Eso me ha hecho sentir este texto. Y pudiera ahora decir algo más obvio: que esta novela va de un matrimonio en crisis, de un duelo infinito, de la amistad y el amor, y de sus reversos; de las orfandades; de una infancia dura pero también llena de descubrimientos, del peligro apenas intuido y de la inminencia de lo póstumo; de una ciudad magnéticamente anacrónica, de una revuelta de octubre, del amor total por los animales, de la fiesta en la mediana edad, de la melancolía y la nostalgia, de un escritor de los 50 cuyos legados resultaron ser todo lo contrario de lo que él anhelaba. Todo eso ocurre aquí y no importa mucho que yo lo mencione de pasada porque las reiteradas posibilidades de relacionarse con la memoria, de revivir la vida como la planeamos y confrontarla con todo lo que en su lugar ha llegado, es el inagotable patrimonio de la escritura de la Dani, cuya potencia es irresumible porque su paradójica precisión para lo ambiguo anula cualquier intención de spoiler en esta intervención mía. 

4

Estamos en la casa de juventud de otra querida amiga, en la terraza de un edificio en el borde de La Mariscal, disfrutando cómo la fiesta nos afecta intravenosamente: es un hecho ambiental y comunitario pero se nos mete en el cuerpo y nos corre por dentro. Conversamos con la Dani de varias cosas, y dejamos que la luz de la tarde, que perfila la contingencia incesante del Pichincha, nos imponga de cuando en cuando su silencio en tramas de colores inclasificables. Conversamos brevemente de libros que hemos leído y que quisiéramos leer, que nos recomendamos entusiastas; hablamos de libros que han escrito amigas y amigos, y que fueron presentados por otros seres queridos, y nos alegramos infantil, plenamente, por ese maravillarnos juntos ante las mismas cosas.

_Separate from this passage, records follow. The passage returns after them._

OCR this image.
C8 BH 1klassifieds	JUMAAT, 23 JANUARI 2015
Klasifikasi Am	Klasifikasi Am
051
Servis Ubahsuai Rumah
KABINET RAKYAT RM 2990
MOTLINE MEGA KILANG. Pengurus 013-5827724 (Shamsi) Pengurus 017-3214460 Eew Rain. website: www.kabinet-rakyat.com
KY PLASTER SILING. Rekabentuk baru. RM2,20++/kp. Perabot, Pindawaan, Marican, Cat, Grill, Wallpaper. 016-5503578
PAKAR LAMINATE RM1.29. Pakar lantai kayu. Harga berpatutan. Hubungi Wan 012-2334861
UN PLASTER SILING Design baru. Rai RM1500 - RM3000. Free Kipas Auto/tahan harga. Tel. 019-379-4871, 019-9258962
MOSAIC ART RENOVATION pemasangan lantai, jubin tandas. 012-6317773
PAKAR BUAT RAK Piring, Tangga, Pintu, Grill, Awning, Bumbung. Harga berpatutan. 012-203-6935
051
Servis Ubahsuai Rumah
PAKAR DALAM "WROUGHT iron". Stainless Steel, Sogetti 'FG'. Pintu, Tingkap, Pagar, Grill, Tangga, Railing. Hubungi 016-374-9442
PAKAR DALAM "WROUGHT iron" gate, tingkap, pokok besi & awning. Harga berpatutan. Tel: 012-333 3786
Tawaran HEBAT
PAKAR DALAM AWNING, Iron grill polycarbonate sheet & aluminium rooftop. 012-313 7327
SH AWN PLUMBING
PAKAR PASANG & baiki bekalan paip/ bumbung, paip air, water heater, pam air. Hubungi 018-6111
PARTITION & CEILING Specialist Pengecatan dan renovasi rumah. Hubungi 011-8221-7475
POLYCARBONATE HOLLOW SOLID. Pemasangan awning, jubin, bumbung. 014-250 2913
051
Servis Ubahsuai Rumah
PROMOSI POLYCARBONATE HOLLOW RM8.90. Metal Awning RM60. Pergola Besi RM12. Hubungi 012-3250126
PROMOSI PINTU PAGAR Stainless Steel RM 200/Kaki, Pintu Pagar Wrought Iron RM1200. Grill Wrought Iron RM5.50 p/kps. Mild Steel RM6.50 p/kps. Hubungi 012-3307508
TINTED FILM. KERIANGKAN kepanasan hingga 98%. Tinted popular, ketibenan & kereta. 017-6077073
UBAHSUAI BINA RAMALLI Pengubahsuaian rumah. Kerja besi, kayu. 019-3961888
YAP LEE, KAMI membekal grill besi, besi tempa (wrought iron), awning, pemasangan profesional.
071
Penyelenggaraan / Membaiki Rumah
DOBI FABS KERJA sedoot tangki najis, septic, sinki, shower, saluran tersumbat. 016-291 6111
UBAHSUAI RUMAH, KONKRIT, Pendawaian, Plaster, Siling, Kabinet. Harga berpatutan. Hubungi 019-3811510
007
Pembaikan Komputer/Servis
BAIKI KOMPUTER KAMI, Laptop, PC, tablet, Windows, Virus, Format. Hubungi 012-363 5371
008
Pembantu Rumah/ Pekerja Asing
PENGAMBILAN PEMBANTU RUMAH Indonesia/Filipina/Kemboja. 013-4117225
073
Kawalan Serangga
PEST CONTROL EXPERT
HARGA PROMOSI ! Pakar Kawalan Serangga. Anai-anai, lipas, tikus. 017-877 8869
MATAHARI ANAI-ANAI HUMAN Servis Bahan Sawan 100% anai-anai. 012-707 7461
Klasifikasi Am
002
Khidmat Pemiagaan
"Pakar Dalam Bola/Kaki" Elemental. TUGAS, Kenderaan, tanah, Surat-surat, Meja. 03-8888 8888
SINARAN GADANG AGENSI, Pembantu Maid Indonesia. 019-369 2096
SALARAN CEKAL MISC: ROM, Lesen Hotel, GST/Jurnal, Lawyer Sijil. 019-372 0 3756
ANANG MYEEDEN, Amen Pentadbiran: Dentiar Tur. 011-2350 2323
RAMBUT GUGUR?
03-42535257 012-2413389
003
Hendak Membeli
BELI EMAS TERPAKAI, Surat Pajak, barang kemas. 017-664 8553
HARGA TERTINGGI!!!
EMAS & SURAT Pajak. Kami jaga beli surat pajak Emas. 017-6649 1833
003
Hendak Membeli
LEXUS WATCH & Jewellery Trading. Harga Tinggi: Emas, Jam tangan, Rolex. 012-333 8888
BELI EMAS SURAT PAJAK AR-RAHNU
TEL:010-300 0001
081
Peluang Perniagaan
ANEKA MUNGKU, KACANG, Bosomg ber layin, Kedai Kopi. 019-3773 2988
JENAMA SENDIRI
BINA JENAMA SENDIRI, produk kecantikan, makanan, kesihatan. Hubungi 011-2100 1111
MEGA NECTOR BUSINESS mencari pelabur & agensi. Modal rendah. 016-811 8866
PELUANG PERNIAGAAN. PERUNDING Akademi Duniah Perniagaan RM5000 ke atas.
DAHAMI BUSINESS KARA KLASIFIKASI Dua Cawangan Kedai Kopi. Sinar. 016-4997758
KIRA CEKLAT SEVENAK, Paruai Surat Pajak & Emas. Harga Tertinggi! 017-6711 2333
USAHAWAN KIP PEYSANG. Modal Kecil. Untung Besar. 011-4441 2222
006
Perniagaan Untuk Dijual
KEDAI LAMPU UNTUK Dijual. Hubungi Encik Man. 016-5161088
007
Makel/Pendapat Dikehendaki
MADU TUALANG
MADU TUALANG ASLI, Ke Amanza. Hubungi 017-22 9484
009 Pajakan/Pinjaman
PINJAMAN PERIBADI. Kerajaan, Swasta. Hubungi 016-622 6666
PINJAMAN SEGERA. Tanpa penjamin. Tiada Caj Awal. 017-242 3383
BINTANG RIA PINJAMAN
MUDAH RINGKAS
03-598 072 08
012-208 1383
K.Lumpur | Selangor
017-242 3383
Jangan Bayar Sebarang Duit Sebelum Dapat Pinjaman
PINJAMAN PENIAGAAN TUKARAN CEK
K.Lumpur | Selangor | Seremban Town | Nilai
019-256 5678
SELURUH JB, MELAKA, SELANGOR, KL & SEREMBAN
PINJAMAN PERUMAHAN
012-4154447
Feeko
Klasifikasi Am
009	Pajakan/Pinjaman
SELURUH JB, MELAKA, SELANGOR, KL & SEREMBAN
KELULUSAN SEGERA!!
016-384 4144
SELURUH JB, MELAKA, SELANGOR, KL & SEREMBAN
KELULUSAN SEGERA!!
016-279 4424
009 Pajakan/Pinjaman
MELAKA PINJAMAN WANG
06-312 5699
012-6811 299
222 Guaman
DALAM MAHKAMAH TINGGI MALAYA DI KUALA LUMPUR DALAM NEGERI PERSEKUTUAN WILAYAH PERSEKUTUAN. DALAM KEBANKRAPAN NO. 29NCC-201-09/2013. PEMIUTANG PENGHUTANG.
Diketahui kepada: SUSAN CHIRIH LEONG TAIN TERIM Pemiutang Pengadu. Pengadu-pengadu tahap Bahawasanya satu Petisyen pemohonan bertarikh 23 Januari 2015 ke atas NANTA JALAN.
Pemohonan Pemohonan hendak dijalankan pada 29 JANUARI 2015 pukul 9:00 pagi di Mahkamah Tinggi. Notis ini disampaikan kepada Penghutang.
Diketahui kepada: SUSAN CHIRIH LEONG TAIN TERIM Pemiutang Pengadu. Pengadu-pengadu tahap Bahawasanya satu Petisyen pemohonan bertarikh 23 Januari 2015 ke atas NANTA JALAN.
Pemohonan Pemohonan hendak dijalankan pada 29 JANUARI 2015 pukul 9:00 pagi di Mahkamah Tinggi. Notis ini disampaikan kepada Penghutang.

Por un instante me parece extraño coincidir en tantos disfrutes y tantas querencias, pero enseguida —quizás por alguna observación preclara de la Dani— entiendo que es más bien lógico y esperable que cuando las emotividades están en sintonía se activen reacciones similares ante la misma imagen observada; lo que se llaman comunidades estético-afectivas, dice alguien. Cuánto mueven y cuánto convocan. Como la visión de ese volcán en torno a cuyo cuerpo nos hemos ceñido demasiados años sin notarlo o sin nombrarlo. Entonces, yo le quiero decir a mi amiga que más allá de todo lo conversado, ella es una de mis escritoras favoritas de todos los tiempos. Que lo que ella escribe siempre me llega como si yo hubiera estado esperando las palabras de sus cadenciosas frases, llenas de incisos que me procuran el raro placer de lo matizado, que me envuelven y convencen de su mirada, tan seductora en su dudar y tan auténticamente desnudada una y otra vez. Le mencionaría que su literatura es expansiva y se despliega como las ondas en un cuerpo de agua, pero en este momento pasado eso aún es apenas un presentimiento. De todos modos, la expansividad es una marca propia de su ser en el mundo, que se presenta en sus dotes de anfitriona, en su hospitalaria apertura para amigas y amigos, en su cariño vital por los animales y las plantas; en su generosa apuesta por el desprendimiento, por el alegre exceso de compartir un festejo, algo que tan bien se le da. En lugar de todo aquello, le digo que qué bacán es sumar la admiración al hondo cariño de la amistad —porque ambas emociones se funden en una nueva y más intensa, sin nombre claro pero decididamente festiva— y mi amiga concuerda, sonriendo con amplitud.